Wow I can't believe some of the stuff that is hauled around, predator hunting the heaviest thing is my JS caller ( not counting the rifle ), 1/2 dz extra rounds, extra gloves ( winter ), rope, tp, knife, hand calls, flint, hunting lic. in a ziplock, sandwich if its a long haul, thermos stays in the trk., mini mag light ( sometimes ), camera if I remember. Remember this is a day pack - not a camping trip.


----------



## sneakygroundbuzzard (Nov 1, 2012)

brianmidmich said:


> So are we talking for predator hunting or setting up a secondary home? Lol man that's a lot of stuff. How's your back?

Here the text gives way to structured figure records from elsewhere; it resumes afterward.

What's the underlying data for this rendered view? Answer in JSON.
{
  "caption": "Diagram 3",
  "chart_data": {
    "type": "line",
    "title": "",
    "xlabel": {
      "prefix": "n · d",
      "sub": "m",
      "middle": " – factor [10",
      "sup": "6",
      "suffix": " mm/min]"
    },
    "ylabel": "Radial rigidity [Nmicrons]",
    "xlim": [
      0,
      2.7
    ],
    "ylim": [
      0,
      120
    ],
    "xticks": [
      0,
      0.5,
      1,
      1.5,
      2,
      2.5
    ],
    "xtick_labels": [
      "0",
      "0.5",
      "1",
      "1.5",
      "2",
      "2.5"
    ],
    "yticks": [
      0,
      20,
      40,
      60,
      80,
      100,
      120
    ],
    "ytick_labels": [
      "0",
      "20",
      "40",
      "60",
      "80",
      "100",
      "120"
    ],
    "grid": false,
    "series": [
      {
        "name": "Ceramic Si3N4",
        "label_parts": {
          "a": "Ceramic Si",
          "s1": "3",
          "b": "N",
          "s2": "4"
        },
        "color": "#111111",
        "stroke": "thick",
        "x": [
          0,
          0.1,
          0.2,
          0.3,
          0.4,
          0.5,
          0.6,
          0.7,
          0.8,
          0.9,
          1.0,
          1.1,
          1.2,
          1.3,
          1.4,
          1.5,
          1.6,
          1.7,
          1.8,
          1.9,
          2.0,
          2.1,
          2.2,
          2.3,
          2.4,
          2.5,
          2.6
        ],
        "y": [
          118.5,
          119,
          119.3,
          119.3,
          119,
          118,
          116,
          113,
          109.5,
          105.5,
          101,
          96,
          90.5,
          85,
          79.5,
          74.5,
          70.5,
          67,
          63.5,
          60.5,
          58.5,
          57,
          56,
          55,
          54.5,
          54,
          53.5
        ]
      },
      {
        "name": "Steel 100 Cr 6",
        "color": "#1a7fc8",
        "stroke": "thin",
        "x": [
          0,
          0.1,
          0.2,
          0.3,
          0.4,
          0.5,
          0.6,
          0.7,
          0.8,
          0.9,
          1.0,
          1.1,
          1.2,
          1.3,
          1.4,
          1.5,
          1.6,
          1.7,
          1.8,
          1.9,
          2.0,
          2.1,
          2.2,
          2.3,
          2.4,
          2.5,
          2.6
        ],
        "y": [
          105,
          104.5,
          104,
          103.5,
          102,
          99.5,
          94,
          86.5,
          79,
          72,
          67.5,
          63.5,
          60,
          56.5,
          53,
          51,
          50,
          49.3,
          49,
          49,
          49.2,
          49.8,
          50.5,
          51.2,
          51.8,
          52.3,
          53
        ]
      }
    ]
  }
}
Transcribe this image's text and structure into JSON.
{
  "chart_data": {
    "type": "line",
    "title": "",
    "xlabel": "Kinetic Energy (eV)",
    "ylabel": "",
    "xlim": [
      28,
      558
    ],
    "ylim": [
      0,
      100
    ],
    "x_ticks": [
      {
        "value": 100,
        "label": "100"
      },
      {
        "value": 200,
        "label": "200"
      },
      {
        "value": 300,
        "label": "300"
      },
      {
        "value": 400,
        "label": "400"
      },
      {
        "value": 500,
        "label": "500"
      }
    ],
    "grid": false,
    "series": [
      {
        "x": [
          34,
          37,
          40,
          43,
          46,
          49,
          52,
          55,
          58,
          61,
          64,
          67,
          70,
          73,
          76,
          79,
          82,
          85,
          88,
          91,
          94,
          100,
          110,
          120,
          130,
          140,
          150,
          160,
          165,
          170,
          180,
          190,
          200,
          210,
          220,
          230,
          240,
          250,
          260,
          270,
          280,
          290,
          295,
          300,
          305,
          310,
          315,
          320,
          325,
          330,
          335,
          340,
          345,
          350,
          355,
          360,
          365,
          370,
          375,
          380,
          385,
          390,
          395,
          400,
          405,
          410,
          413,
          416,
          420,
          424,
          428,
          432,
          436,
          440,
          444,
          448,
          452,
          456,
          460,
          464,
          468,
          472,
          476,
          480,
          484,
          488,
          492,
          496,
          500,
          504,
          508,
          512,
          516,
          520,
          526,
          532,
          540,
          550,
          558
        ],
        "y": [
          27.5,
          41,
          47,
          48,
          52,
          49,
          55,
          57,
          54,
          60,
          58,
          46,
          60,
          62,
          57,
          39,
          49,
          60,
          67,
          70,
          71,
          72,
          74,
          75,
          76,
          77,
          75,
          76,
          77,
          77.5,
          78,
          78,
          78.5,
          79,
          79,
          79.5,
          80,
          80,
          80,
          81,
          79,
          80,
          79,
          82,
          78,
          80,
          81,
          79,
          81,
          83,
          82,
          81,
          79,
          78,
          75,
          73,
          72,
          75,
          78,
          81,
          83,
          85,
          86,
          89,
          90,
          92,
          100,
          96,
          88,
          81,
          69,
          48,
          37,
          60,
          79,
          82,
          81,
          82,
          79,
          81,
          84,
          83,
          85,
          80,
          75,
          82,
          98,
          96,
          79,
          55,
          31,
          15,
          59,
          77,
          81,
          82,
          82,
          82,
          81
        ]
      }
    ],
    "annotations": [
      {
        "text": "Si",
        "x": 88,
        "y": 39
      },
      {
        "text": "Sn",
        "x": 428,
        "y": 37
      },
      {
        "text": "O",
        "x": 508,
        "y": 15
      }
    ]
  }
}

just for hunting, cant afford a second home

my back is fine,carrying this keeps me in shape

as far as it being a lot of stuff,there have been days when i wished i would have brought more food and water

and even TP on more than one occaison

i hunt only public lands,the bigger the piece of land the further in i walk

most folks dont like going more than a half mile from the parking area

so i like to get in as far as possible,away from where others hunt and educate the animals

i get there an hour or more before sunup and stay untill dark

here in minnesota you cant count on the weather to stay the same all day,especially this time of year

so warm clothes and rain gear are a must as is light clothes on very hunt


----------



## brianmidmich (Oct 22, 2013)

Got ya sneaky. Here in mid Michigan the biggest wood lot I have found so far is 4 miles x 4 miles. No real need for a bunch of stuff for a small section like that. When I go to the cabin up north I do pack a lot more due to a lot bigger lots.


----------